Code Reader: A type of diagnostic tool that plugs into the OBD II diagnostic connector and displays fault codes. A code reader can also be used to clear codes, and some will show OBD II readiness flags, but most are not capable of reading sensor data or other system information.

Downstream O2 sensor: The oxygen sensor located behind (downstream) of the catalytic converter. This sensor is used primarily to monitor the operating efficiency of the catalyst, but may also be used for long term fuel trim.

Drive Cycle: When the engine is started, allowed to reach operating temperature and then shut down. It may or may not involve actually driving the vehicle.

Enable Criteria: The set of conditions needed for a diagnostic test or OBD II monitor to run.

Fuel trim: This is the fine-tuning of the air/fuel mixture. There is both short term fuel trim and long term fuel trim. Short term compensates for changing operating conditions. Long term compensates for engine wear and other variables.

Loaded Mode Testing: A type of emissions testing that places a load on the vehicle to simulate driving conditions. This is done on a dynamometer while the vehicle is driven at various speeds. Loaded mode testing is used in both I/M 240 and ASM emissions testing.

Misfire Detection: An OBD II monitor that detects misfire in one or more cylinders. Misfire may be caused by ignition, fuel or compression problems. If misfires exceed a certain rate, it sets a misfire code which corresponds to the cylinder(s) involved. If the misfire jumps around from cylinder to cylinder, OBD II sets a "random misfire" code (P0300) which maybe the result of a vacuum leak, EGR leak or low fuel pressure.

Monitor: A self-diagnostic check run by OBD II on a system or component.

Open Loop: An operating mode of the fuel feedback control system where the fuel mixture is fixed (unchanging) and is predetermined by the computer. The engine remains in open loop after it is first started and until it reaches a certain temeprature and the oxygen sensor is hot enough to produce a good signal.

Readiness Code or Flag: An indication that a particular OBD II monitor has run or has been completed. Emission test requirements requires that all by one or two readiness monitors be completed before a vehicle can pass an OBD II emissions test (NOTE: this requirement varies by model year and state).

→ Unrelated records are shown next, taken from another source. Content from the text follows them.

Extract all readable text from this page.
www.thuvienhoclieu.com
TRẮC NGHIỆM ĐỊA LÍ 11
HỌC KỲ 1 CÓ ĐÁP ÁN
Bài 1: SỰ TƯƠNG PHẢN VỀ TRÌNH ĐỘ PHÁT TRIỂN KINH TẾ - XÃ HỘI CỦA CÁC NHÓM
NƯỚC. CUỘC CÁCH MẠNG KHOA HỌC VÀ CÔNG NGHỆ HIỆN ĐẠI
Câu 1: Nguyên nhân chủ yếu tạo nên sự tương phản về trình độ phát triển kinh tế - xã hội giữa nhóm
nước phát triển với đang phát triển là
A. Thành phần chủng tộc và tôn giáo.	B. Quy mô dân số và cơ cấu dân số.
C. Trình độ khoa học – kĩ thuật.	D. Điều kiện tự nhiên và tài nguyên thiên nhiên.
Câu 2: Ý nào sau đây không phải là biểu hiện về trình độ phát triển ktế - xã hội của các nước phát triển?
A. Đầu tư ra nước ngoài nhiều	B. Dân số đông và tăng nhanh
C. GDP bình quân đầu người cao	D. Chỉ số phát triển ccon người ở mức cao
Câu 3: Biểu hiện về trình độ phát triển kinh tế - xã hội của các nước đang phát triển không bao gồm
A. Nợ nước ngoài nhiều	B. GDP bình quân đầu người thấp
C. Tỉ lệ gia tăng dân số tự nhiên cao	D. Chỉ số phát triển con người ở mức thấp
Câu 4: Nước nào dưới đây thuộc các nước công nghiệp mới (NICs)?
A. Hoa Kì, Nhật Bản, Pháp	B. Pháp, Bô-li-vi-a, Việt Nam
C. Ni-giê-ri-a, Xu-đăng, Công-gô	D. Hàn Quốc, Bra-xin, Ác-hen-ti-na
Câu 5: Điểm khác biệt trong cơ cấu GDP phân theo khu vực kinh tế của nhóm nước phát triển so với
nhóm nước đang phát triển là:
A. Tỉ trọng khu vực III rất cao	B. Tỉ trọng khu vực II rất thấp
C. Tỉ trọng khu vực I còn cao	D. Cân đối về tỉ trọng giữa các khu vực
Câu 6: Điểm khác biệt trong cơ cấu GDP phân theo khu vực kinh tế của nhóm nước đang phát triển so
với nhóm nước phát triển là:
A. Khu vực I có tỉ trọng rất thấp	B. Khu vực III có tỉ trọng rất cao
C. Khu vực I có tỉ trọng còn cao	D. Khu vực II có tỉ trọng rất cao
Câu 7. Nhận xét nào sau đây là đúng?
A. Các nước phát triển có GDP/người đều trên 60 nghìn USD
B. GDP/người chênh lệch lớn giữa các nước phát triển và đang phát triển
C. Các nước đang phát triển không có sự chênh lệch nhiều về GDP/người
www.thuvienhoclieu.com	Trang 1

Scan Tool: A type of diagnostic tool that plugs into the OBD II diagnostic conenctor to access system information including fault codes, history codes, sensor data and other information. Professional grade scan tools are also "bidirectional" and can be used to perform special tests. Some can also be used to reprogram the vehicle computer.

Trip: Driving the vehicle long enough and under the right conditions so that all the OBD II system and component monitors have run at least once.

Upstream O2 sensor: The oxygen sensor located in the exhaust manifold and ahead (upstream) of the catalytic converter. This sensor is used by the fuel feedback control system to monitor the relative richness or leanness of the air/fuel mixture for emissions, fuel economy and performance.

Warm-up Cycle: Starting a cold engine and allowing it to warm up at least 40 degrees F (22 degrees C) and reach a minimum of 160 degrees F (70 degrees C).